"The Delirious Museum" gives a new interpretation of the relationship between the museum and the city in the twenty-first century. It presents an original view of the idea of the museum, proposing that it is, or should be, both a repository of the artefacts of the past and a continuation of the city street in the present. Storrie reviews our experience of the city and of the museum taking a journey that begins in the Louvre and continues through Paris, London, Los Angeles and Las Vegas, re-imagining the possibilities for museums and their displays and reexamining the blurred boundaries between museums and the cities around them. On his quest for "The Delirious Museum", he visits the museum architecture of Soane and Libeskind, the exhibitions of Lissitsky and Kiesler and the work of such artists as Duchamp and Warhol. Calum Storrie's premise is that the museum and the city street are continuous with one another: the city is a delirious museum, overlaid with levels of history and multiple objects open to many interpretations just as museums and their contents are.
In support of his theme, he draws on multiple sources, from Walter Benjamin, Daniel Libeskind & Greil Marcus through Paul Auster and Peter Ackroyd, to Stephen Bayley, Norman Bryson & Sadie Plant and takes readers on a stimulating journey through cities and museums worldwide.
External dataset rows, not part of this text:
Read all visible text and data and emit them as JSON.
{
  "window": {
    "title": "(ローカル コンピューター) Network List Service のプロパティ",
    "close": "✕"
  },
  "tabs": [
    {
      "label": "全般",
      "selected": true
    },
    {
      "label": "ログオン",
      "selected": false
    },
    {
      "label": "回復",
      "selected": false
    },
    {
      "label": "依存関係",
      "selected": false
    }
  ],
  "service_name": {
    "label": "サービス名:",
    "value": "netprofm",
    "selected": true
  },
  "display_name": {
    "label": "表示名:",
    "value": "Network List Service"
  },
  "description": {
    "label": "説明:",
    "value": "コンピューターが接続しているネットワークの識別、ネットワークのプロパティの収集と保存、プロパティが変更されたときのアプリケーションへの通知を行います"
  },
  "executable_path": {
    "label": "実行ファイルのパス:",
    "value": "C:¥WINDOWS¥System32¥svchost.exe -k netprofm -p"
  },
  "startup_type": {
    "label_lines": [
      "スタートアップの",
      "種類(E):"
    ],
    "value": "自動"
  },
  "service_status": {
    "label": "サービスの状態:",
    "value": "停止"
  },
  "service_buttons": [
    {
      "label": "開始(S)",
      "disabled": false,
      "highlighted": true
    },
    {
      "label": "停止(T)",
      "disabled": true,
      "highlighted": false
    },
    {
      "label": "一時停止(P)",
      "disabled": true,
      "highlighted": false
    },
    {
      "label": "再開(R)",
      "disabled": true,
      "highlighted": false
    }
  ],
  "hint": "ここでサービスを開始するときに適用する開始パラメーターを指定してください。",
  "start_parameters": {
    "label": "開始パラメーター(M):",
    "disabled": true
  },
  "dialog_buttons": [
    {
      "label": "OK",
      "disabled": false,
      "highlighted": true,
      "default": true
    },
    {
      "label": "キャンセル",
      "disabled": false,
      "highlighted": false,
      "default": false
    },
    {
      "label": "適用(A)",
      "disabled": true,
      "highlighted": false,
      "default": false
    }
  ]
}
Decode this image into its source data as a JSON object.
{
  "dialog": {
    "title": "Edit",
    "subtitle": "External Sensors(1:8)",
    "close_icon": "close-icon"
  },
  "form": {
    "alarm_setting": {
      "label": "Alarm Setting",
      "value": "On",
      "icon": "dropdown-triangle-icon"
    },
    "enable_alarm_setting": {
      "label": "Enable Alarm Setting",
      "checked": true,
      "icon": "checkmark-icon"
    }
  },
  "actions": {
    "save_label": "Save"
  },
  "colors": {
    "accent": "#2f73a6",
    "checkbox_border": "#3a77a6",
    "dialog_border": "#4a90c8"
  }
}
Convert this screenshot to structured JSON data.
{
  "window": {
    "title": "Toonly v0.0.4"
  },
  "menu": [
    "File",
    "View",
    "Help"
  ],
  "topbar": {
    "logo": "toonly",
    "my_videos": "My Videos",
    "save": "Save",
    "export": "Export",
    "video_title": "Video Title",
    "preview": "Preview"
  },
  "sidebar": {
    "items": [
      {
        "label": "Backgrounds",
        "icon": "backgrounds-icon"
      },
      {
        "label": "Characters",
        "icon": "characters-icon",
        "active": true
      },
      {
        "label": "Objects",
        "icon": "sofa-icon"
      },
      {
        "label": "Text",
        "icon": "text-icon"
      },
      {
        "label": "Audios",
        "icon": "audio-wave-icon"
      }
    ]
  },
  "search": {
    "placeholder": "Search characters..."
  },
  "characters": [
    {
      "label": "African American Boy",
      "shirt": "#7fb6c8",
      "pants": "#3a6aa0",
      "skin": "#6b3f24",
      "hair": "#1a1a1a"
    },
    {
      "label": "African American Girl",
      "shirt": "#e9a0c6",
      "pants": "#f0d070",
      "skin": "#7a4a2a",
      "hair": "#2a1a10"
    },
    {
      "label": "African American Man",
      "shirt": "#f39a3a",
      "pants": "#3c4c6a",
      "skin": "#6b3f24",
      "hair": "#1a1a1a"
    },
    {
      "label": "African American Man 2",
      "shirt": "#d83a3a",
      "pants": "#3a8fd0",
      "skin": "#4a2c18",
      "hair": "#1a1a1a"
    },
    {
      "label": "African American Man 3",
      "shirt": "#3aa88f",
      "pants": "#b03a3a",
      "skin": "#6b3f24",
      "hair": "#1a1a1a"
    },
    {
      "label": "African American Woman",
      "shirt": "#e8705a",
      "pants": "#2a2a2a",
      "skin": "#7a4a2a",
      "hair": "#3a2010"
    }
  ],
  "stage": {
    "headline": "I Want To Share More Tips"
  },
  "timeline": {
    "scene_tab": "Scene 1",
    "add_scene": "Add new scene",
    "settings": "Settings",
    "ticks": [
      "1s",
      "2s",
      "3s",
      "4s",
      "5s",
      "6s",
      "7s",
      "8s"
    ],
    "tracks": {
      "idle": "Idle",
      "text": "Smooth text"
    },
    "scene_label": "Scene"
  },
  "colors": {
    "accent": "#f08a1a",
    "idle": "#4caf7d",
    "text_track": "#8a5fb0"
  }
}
Serious general readers interested in urban culture, design and architecture, as well as professional architects, cultural studies and museology academics will enjoy the book, which is beautifully illustrated in black and white.
Calum Storrie is an architect, curator and exhibition designer, who has worked with the British Museum and the National Portrait Gallery among others. He has written extensively on the meanings of the museum.